Después de una balacera (tiroteo), el Jefe del Parque Nacional de San Rafael –en Itapúa, al sureste de Paraguay, no muy lejos de las cataratas de Iguazú– denunció que el personal asignado al área silvestre protegida venía recibiendo constantes amenazas de muerte por parte de los rollotraficantes. Unos malvivientes (delincuentes) que, finalmente, fueron detenidos sin que se registraran lesiones físicas ni hechos que lamentar. Esta noticia ocurrió en marzo de 2007, pero no fue un acto aislado. Gracias a la hemeroteca de algunos diarios paraguayos, que se pueden consultar en internet, es fácil encontrar titulares con otras reseñas que hacen referencia a esta particular delincuencia forestal. Ahora, la pregunta es evidente: ¿a qué se dedica un rollotraficante?
Según la Liga Nativa por la Autonomía Justicia y Ética –LINAJE– el ecocidio (delito ecológico) comenzó en los años 80 cuando estos delincuentes comenzaron a talar árboles protegidos de las reservas naturales para comerciar ilegalmente con su madera; desde entonces, sus métodos han evolucionado hasta crear verdaderos aserraderos (serrerías) clandestinos donde los troncos se cortan en planchadas (tablones). La madera más demandada por estos traficantes es la del lapacho, un árbol muy resistente al agua, también llamado palo de arco, que según la creencia popular y sin ningún tipo de evidencia científica que lo corrobore, se piensa que cura el cáncer y la diabetes; de ahí que una pequeña bolsa con corteza de su tronco se llegue a vender por internet a 250 dólares el paquete.

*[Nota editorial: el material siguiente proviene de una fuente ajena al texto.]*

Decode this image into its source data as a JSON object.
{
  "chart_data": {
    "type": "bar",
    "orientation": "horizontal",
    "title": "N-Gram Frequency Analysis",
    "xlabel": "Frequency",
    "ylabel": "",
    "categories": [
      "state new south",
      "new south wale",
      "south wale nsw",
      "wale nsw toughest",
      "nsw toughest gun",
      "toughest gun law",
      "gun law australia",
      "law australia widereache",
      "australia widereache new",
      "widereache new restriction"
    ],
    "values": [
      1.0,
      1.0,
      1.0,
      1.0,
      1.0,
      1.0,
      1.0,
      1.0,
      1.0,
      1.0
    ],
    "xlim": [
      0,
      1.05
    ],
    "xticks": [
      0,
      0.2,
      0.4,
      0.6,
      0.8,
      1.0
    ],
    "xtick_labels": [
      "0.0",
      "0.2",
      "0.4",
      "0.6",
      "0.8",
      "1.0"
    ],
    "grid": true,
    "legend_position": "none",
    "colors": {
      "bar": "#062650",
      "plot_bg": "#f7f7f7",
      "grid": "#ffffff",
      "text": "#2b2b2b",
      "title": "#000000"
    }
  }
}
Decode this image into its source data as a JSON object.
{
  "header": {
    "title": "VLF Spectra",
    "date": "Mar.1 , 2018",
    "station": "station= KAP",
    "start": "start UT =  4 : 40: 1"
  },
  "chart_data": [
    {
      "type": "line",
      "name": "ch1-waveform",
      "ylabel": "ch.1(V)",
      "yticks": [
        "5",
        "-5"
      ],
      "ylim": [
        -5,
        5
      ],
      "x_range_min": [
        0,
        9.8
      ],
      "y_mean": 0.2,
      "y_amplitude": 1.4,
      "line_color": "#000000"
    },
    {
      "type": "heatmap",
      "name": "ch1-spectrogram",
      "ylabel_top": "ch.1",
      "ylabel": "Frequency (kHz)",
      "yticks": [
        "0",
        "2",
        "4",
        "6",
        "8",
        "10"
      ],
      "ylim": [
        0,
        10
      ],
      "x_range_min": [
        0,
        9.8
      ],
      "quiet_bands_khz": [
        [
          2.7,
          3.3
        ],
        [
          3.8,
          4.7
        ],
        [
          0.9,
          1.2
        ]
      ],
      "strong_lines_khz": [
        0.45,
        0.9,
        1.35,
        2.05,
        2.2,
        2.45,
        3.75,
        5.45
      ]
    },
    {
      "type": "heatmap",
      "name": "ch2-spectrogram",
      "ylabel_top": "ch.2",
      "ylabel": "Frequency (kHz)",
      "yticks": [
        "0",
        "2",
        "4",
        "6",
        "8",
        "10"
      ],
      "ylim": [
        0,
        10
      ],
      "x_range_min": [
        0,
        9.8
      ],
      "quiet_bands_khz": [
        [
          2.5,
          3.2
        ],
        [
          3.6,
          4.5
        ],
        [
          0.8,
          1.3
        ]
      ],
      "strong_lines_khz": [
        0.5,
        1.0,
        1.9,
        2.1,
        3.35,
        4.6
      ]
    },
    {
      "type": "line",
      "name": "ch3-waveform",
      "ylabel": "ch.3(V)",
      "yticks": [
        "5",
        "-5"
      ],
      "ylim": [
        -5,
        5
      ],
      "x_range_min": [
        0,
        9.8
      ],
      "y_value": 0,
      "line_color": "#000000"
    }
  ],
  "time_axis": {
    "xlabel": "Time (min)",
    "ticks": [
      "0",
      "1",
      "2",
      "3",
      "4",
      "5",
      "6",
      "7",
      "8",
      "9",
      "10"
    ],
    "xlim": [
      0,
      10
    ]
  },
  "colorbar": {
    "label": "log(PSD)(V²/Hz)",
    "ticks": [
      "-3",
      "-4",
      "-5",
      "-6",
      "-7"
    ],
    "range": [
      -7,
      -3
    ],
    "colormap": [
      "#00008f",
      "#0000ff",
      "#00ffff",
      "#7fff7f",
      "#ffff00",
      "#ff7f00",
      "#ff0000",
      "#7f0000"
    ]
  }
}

Otros rollos muy demandados son los tablones de Tajy, una madera, tan escasa como ornamental, que resulta muy apreciada por su resistencia.
Los rollotraficantes –a los que en México se les conoce con el elocuente nombre de talamontes– son un buen ejemplo de muchos de los términos relacionados con el Derecho que se emplean hoy en día en Hispanoamérica; giros y expresiones propias que aquí no utilizamos como la pluspetición inexcusable de Argentina; la violencia intrafamiliar de Chile; la semilibertad de México o el Derecho a la exhibición personal de Honduras y Guatemala.
En otras ocasiones, estas palabras son voces que en España –lamentablemente– cayeron en el olvido hace tiempo como acápite (capítulo de una Ley), coima (soborno), juzgamiento (juicio), falencia (quiebra), probidad (honradez), locación (arrendamiento), vocero (portavoz), Fisco (Hacienda), curul (escaño), veedor (inspector), balotaje (votación realizada mediante bolas blancas y negras), personería (capacidad legal) o Contaduría (Tribunal de Cuentas), por mencionar algunos ejemplos.
De cara al futuro, si se calcula que en el mundo somos más de 450.000.000 de hispanohablantes y, de ellos, unos 45.000.000 vivimos en España y otros tantos sólo en los Estados Unidos; con esta proporción, es evidente que el futuro de nuestro idioma se desarrollará, en gran medida, al otro lado del Charco. Puede que, por ese motivo, cuando la ONU creó la Corte Penal Internacional en 1998 –el organismo que juzga a genocidas y criminales de guerra– decidió llamarla Corte (como habitualmente se conoce a los órganos judiciales en Hispanoamérica) y no Tribunal, como se habría denominado en España. Aun así, curiosamente, los medios de comunicación españoles suelen referirse a este órgano como Tribunal Penal Internacional ó TPI, aunque oficialmente no se llame de esta forma.